As one of the holiest and most beloved buildings in Islam, the mosque is the great symbol of unity and faith for the Muslim community. More commonly referred to in Arabic as masjid, the mosque also acts a venue where Muslims gather to perform prayers, seek Islamic knowledge, attend Friday sermons and Al-Quran classes, celebrate Hari Raya, as well as unite two soulmates in a marriage (Nikah).
Besides being the spiritual and communal nexus for Muslims, mosques are renowned for their exquisite architecture which combines culture and faith into a single masterpiece. Some cultures have even elevated mosque-building to an art form – some mosques are so stunning that it’s hard not to stop what you are doing and just marvel at them from a distance!
Here are 15 absolutely spectacular mosques that’ll have you gawking at them for hours:
The largest mosque in the UAE, Sheikh Zayed Grand Mosque fuses both modern and classic Islamic architectures in a symbolic theme of unity and diversity. Shiekh Zayed Grand Mosque draws its inspiration from older, equally-famous mosques, such as the Mosque of Abu al-Abbas al-Mursi Mosque in Egypt, and Badshahi mosque in Pakistan. (And what do you know – these two mosques are also on this list!)
This motif of “uniting the world” isn’t just restricted to the design of the mosque itself – the materials and artisans also hail from every corner of the world!
Fun Fact: The Sheikh Zayed Grand Mosque also contains the world’s largest carpet!

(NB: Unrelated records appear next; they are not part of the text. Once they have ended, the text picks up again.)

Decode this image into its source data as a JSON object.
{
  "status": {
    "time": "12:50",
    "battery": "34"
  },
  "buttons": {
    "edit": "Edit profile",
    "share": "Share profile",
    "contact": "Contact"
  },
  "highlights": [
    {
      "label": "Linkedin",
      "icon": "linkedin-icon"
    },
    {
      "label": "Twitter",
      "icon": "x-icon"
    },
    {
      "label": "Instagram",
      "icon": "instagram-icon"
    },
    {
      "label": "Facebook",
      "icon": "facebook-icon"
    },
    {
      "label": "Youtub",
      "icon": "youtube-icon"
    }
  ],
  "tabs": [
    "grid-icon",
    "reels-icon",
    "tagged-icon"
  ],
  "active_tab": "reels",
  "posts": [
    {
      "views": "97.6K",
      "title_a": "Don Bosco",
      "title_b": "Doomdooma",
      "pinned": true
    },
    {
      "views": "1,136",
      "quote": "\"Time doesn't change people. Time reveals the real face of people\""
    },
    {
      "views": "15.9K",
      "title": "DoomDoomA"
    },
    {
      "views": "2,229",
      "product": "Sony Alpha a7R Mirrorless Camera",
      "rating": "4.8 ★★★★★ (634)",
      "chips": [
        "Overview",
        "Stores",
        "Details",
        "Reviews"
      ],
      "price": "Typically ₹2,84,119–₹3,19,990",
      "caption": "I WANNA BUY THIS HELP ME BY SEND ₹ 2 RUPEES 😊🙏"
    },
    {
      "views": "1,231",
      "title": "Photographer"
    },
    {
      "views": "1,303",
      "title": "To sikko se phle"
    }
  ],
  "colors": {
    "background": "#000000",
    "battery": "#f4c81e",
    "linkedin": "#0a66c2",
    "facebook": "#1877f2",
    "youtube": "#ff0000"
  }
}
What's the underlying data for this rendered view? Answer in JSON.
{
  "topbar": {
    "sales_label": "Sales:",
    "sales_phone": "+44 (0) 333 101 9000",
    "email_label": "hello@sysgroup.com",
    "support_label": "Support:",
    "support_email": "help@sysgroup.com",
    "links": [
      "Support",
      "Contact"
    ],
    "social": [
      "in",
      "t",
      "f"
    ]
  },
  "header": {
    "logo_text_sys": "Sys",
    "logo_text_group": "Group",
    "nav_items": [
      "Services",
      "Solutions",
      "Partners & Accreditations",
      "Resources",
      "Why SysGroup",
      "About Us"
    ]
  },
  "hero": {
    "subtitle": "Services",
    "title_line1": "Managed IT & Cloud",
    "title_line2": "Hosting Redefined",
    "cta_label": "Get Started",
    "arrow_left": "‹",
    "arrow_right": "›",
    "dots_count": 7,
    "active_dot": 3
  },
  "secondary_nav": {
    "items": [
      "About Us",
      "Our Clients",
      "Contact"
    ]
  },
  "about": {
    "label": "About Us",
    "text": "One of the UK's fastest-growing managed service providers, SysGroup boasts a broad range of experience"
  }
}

A personal favourite among all in this list, the Great Mosque of Xi’An is not only a remarkable structure in its design but also in its representation of Islamic diversity
The Great Mosque of Xi’An was built during the Tang Dynasty, a period when Islam was introduced in China through the coming of Arabian merchants.
Its early presence in history has made it one of the most renowned and oldest mosques. The mosque is a perfect combination of Chinese architecture and Islamic art, with its oriental pavilions and courtyards decorated with Islamic inscriptions and Quranic verses.
Fun Fact: Although it was built during the Tang Dynasty, several additions were made to the mosque during Song (960-1279), Yuan (1271-1638), Ming (1368-1644), and Qing (1644-1911) dynasties, making it representative of the various architecture styles from different periods of time.
As one of the Seven Wonders of the World, the Taj Mahal is the crown of India that is always under the spotlight. But did you know that this iconic ivory-white mausoleum complex, a UNESCO Heritage Site, also houses a magnificent mosque known as Jawab Masjid?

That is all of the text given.